Nyman expresses great gratification to learn that his album of The Piano was recently reviewed in the pop and rock column of the Sydney Morning Herald -- right next to the classical reviews. Ironic too, he points out, given The Piano is the most classical thing he has written.

“It's 19th century piano music with fewer Nymanesque liberties to convince the audience they are listening to Ada playing from within herself.”

Yet such a self-imposed brief is well within Nyman’s considerable capabilities which those who only know of his Greenway soundtracks -- The Draughtsman's Contract; The Cook, The Thief, His Wife and Her Lover and Prospero's Books among them – may find surprising in its diversity.

As far back as the early Seventies he was one of a generation of bright young things who appeared on the appropriately named Obscure record label ran by former rock keyboardist with Roxy Music, Brian Eno.

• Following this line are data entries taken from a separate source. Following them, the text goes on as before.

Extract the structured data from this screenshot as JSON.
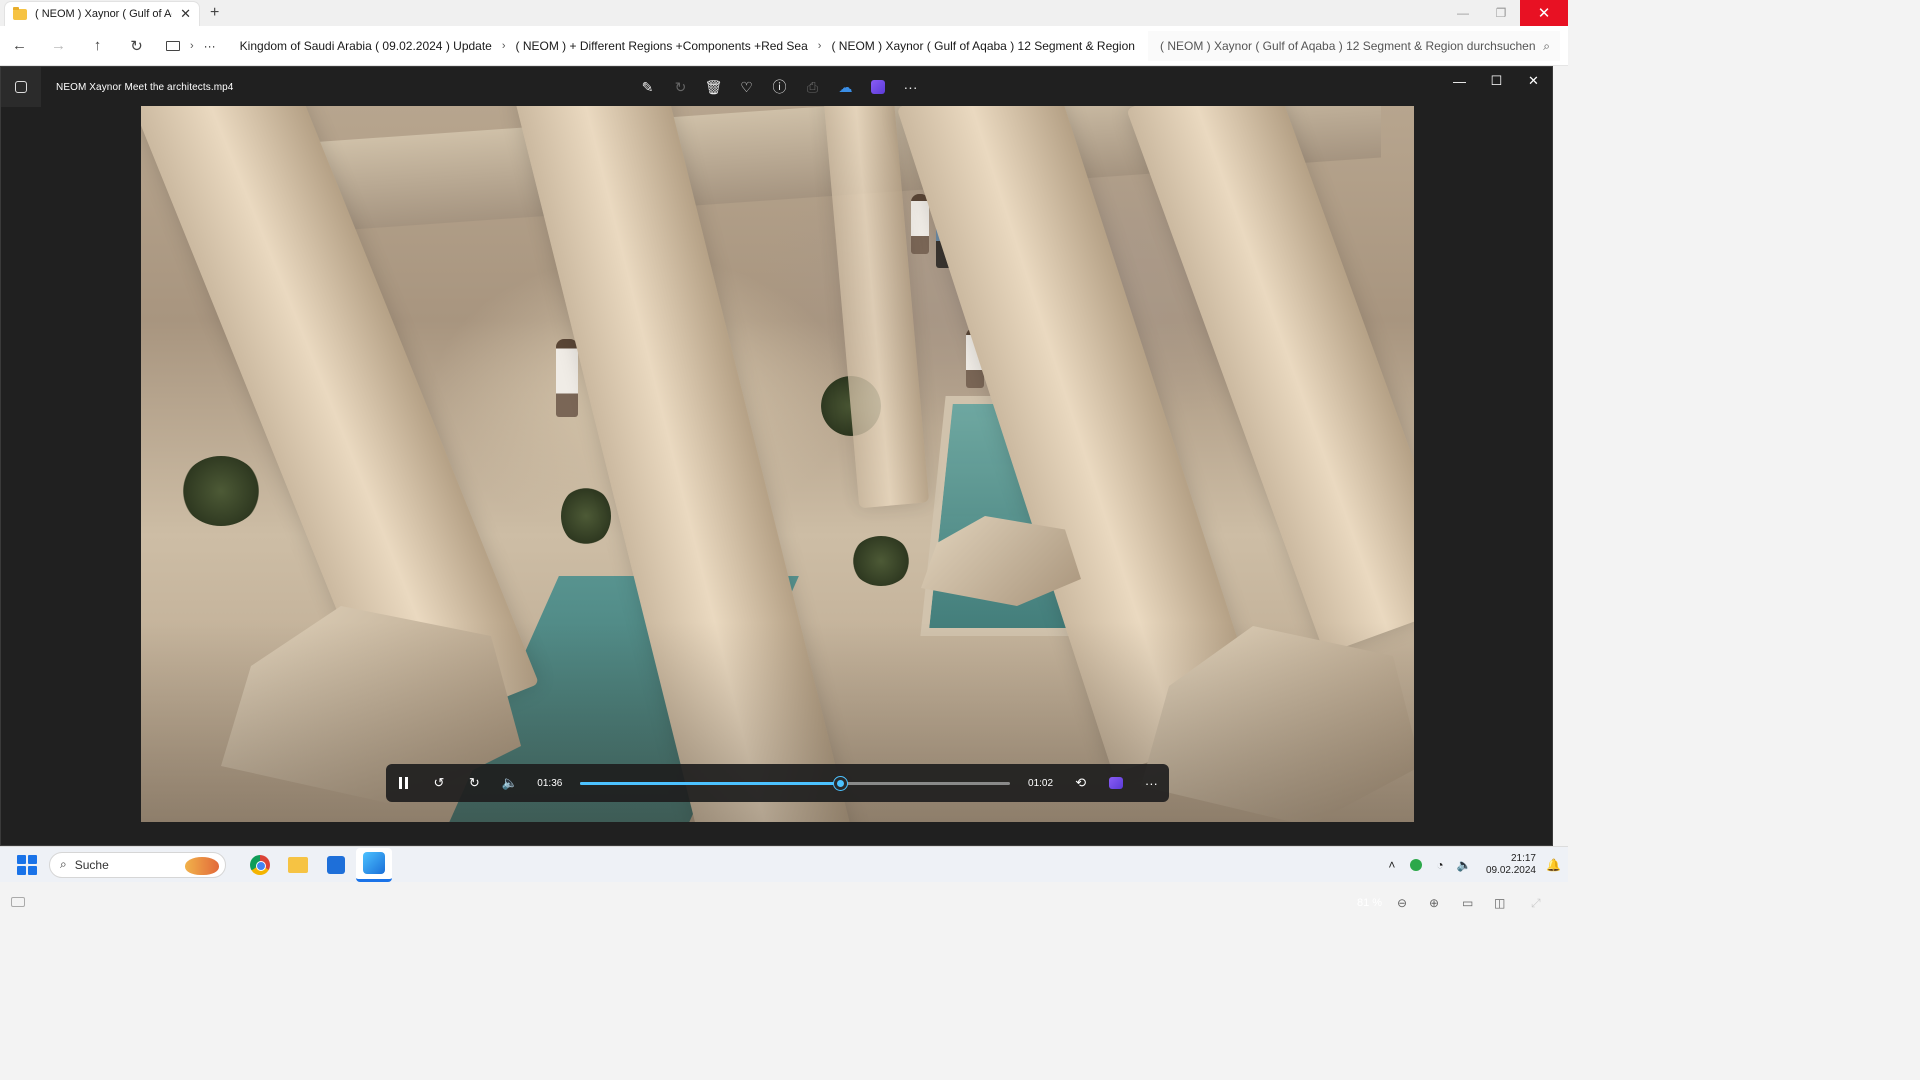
{
  "explorer": {
    "tab_title": "( NEOM ) Xaynor ( Gulf of Aqa",
    "tab_close": "✕",
    "new_tab": "+",
    "window_controls": {
      "minimize": "—",
      "restore": "❐",
      "close": "✕"
    },
    "nav": {
      "back": "←",
      "forward": "→",
      "up": "↑",
      "refresh": "↻",
      "more": "···"
    },
    "breadcrumbs": [
      "Kingdom of Saudi Arabia ( 09.02.2024 ) Update",
      "( NEOM ) + Different Regions +Components +Red Sea",
      "( NEOM ) Xaynor ( Gulf of Aqaba ) 12 Segment & Region"
    ],
    "search_placeholder": "( NEOM ) Xaynor ( Gulf of Aqaba ) 12 Segment & Region durchsuchen"
  },
  "viewer": {
    "file_name": "NEOM  Xaynor  Meet the architects.mp4",
    "toolbar_icons": [
      "edit-icon",
      "rotate-icon",
      "delete-icon",
      "favorite-icon",
      "info-icon",
      "print-icon",
      "onedrive-icon",
      "clipchamp-icon",
      "more-icon"
    ],
    "window_controls": {
      "minimize": "—",
      "maximize": "☐",
      "close": "✕"
    },
    "player": {
      "elapsed": "01:36",
      "remaining": "01:02",
      "progress": 0.605,
      "icons": [
        "pause-icon",
        "rewind-10-icon",
        "forward-30-icon",
        "volume-icon",
        "repeat-off-icon",
        "clipchamp-icon",
        "more-icon"
      ]
    },
    "zoom": "81 %"
  },
  "taskbar": {
    "search_label": "Suche",
    "time": "21:17",
    "date": "09.02.2024"
  },
  "colors": {
    "accent": "#4cc2ff",
    "close_red": "#e81123",
    "viewer_bg": "#202020"
  }
}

Today Nyman, as with many of his peers, is in demand for commissioned works.

In the first quarter of last year he undertook half a dozen pieces, some of which have found their way on to his recent Time Will Pronounce album on the Argo label.

But as with his contemporaries, Nyman is adept at handling the business end of music and talks freely about searching for a new record label and of deliberately stretching commissioned works in various directions to extend his own musical vocabulary.

He has written opera (The Man Who Mistook His Wife For a Hat), string quartets (his Second String Quartet was originally written for a South Indian dancer but is now a concert piece) and writes equally well for solo harpsichord (The Convertibility of Lute Strings), brass instruments (For John Cage by the London Brass) and saxophone (Where The Bee Dances). He even has his own group, the Michael Nyman Band. His next commission is a 40-minute solo violin piece commissioned for a Japanese fashion designer but which he expects will be released on album and therefore enter the solo violin repertoire when the music is published.

And The Piano is by no means finished yet either.

“I have rewritten it again as a concerto which will be released by Argo and will have its premiere this month in Lille. And now I am turning that concerto into a double concerto which the Labeque sisters will be recording for the Sony Classical division.”

Nyman is a self-confessed market pragmatist who admits his own band “charges around the world because people know our records are selling. We sell better than anyone these days - except Gorecki -- so promoters and people who commission can guarantee an audience. So we are all using each other.

“But it is terribly important that music has an audience and that’s why I'm delighted by the success of The Piano [album].

“I still think Time Will Pronounce is the best thing I’ve done in five years and it is frustrating that it doesn’t get the profile that, say, a film soundtrack does.

“But film is a wonderful and artificial medium and with Greenaway I always thought of the film part as simply an illustration of a concert.”